Other and more intelligent reviewers have already mentioned it as well, and I can only concur. "School of Death" (original title: "El Colegio de la Muerte") tries really hard to look a lot like that other Spanish cult classic "The House that Screamed" (original title: "La Residencia"). Hey, I don't blame the makers, because the 1969 landmark by Narciso Ibáñez-Serrador still is and will forever remain one of the greatest European horror movies ever made. But I also admire co-writer/director Pedro Ramirez for his effort, especially since "School of Death" mixes gothic horror with sleaze and mystery elements that were typical for Krimi-thrillers based on the work of Edgar Wallace.
The story takes place in the year 1899 in London, in an orphanage/institute for young girls run by the strict headmistress Wilkins. She allegedly finds deeply Catholic and God-fearing foster families for her girls, but the disturbing reality is they're being lobotomized by a psychotic doctor (whose scarred face looks like a national Spanish dish of paella) first, and then introduced in a sleazy prostitution network. The lovely Leonore seeks for help when she stumbles into her previous roommate Sylvia, but the latter doesn't recognize her, and walks by like a zombie.

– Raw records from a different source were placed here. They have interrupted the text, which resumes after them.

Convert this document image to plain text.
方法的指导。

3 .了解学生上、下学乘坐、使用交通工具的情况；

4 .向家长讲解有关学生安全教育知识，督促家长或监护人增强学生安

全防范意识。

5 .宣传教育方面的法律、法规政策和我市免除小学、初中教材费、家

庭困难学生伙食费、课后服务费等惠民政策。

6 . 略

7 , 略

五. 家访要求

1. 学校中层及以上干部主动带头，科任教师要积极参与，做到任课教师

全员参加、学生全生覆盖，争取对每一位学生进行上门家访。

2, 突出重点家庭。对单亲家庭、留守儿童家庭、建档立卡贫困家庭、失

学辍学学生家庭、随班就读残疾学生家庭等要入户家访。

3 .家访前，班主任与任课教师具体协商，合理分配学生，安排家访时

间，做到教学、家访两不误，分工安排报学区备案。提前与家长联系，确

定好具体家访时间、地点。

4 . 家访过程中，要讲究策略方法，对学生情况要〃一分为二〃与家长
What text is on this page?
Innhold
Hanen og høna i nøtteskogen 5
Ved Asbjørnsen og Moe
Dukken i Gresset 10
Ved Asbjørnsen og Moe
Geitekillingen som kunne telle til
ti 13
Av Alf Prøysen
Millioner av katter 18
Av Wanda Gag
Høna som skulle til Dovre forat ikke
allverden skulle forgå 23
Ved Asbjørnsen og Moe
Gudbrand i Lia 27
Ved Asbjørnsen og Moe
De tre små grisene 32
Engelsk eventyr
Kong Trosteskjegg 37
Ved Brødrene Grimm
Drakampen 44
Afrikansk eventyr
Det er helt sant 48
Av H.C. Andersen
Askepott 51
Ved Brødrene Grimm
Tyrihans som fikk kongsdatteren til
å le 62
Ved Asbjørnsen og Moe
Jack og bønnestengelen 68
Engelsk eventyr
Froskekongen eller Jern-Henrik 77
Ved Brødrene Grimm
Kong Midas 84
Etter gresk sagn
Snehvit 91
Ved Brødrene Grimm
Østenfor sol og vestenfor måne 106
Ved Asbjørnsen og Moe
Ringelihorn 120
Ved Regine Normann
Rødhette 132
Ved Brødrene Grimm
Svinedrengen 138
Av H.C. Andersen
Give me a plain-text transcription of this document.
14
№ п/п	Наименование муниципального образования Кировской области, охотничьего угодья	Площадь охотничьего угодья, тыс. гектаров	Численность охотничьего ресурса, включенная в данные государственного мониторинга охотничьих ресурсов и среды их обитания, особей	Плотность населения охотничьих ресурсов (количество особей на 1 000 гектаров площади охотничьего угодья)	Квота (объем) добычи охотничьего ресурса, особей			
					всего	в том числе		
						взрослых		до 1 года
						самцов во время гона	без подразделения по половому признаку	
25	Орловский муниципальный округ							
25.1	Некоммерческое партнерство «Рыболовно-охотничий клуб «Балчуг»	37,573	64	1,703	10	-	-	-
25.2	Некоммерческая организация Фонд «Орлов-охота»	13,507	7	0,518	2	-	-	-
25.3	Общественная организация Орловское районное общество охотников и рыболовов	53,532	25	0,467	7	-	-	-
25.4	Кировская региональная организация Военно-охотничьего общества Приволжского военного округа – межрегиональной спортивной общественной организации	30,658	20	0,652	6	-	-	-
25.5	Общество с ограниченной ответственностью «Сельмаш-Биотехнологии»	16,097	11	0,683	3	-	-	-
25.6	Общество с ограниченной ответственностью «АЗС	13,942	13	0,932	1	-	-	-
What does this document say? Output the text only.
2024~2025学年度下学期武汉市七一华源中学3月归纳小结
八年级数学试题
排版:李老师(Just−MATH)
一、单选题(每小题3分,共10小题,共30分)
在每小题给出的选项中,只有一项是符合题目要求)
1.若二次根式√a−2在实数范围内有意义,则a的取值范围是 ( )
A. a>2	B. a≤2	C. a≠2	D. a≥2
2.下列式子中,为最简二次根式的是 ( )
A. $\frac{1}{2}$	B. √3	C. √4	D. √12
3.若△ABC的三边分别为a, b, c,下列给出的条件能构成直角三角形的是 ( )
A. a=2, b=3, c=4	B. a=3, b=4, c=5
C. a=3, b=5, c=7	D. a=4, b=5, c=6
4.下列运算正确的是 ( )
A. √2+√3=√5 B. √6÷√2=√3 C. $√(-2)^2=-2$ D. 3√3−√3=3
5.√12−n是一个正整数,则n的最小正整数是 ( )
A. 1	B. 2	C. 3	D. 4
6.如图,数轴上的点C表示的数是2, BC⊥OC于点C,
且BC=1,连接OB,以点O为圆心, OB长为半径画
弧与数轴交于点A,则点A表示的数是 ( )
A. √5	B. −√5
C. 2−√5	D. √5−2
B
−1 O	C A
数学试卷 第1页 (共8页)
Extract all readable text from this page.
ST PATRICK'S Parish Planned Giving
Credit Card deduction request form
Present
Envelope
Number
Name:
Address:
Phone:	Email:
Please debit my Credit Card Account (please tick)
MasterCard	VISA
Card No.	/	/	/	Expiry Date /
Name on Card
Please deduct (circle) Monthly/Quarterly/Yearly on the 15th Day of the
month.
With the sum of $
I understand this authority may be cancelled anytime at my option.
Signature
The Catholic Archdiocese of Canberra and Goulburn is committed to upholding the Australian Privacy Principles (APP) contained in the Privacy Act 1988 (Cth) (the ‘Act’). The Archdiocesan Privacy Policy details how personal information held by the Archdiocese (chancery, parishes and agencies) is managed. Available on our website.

Granted, the glorious heydays of goth-horror with mad & deformed scientists and Victorian damsels in distress were perhaps long finished in 1975, but "School of Death" is nevertheless a fun and morbid piece of Spanish horror. It's often atmospheric, for instance the sequences at the cemetery or when Sylvia is transported in a creepy carriage around London at night, and there are a few bloody murder scenes. The script serves several "surprise"-twists in the finale, of which some are very good, and others are either silly or predictable. Overall, though, "School of Death" is a cool and warmly recommended mid-70s Euro-horror flick.